Unlike most Washingtonians, I think about rivers and floodplains every day — I live on the river. I’m a retired organic vegetable farmer. I have the Chehalis River and its floodplain to thank for my farm’s fertile soil. I can see salmon spawning from our property.
But as our population and economy grows and our climate shifts, dramatic changes have altered the very nature of the Chehalis River. We’ve filled in or cut off wetland habitat that was home to once-plentiful fish and wildlife. We’ve changed the shape and flow of our rivers, disrupting the ancient connection of freshwater to floodplains and the sea. The consequences are catching up to us: salmon runs are diminished or extinct, family farms are rapidly disappearing and poor water quality frequently closes shellfish beds. Floodplain communities are now experiencing so-called “100-year floods” every few years, and climate models don’t predict a rosier future. Our region’s rivers, infrastructure and communities need a new approach.

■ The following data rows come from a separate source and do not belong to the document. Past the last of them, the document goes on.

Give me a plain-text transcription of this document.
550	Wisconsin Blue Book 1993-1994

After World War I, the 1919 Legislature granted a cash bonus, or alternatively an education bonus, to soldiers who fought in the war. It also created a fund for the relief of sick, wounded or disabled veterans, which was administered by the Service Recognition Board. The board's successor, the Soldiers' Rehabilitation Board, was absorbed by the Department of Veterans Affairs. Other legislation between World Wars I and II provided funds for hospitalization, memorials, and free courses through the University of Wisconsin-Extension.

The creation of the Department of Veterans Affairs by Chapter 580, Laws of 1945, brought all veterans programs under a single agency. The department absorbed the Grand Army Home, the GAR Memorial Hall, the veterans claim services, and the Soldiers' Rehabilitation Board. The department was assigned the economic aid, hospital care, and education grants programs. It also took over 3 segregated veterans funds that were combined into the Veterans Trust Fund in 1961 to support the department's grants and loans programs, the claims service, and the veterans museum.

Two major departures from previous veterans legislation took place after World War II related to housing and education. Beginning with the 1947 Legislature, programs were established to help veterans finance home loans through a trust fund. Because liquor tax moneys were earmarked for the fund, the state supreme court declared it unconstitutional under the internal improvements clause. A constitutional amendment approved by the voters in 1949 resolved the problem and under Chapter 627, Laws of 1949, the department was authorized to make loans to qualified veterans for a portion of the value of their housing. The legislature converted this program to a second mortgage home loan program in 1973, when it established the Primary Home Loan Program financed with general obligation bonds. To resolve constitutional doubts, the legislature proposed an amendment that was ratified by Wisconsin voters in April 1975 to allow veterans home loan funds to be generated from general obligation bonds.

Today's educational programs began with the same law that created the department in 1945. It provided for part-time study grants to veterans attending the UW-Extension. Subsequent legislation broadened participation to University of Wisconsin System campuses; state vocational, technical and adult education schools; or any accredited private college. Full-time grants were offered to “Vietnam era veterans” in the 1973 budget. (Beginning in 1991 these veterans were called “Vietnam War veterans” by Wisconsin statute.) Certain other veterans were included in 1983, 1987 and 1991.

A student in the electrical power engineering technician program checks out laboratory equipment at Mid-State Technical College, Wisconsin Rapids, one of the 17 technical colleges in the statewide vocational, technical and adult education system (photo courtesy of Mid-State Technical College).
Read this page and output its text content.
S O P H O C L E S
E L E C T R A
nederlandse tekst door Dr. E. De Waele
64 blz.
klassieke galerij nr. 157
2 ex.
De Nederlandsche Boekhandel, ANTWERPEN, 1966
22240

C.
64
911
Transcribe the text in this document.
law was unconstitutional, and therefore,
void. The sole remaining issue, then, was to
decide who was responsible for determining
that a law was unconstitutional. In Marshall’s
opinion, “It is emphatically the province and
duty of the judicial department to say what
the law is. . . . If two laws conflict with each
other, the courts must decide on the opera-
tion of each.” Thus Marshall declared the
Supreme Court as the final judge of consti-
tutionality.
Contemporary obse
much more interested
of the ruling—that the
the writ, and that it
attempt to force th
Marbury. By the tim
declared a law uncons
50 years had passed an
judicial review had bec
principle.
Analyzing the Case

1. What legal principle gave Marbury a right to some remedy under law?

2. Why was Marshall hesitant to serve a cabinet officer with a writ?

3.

If built, there is no guarantee that a dam and reservoir will protect us from floods. Instead, we need real and proven solutions that will benefit everyone who lives in this valley. Solutions such as massive culvert replacement projects, allowing uninhabited areas to flood and making sure that no future development ever occurs in the floodplain. Our cities must take steps to reduce impervious surfaces, and our counties must take steps to move people and structures out of harm’s way.
Let’s start working on real solutions for the Chehalis basin. We don’t have time to wait.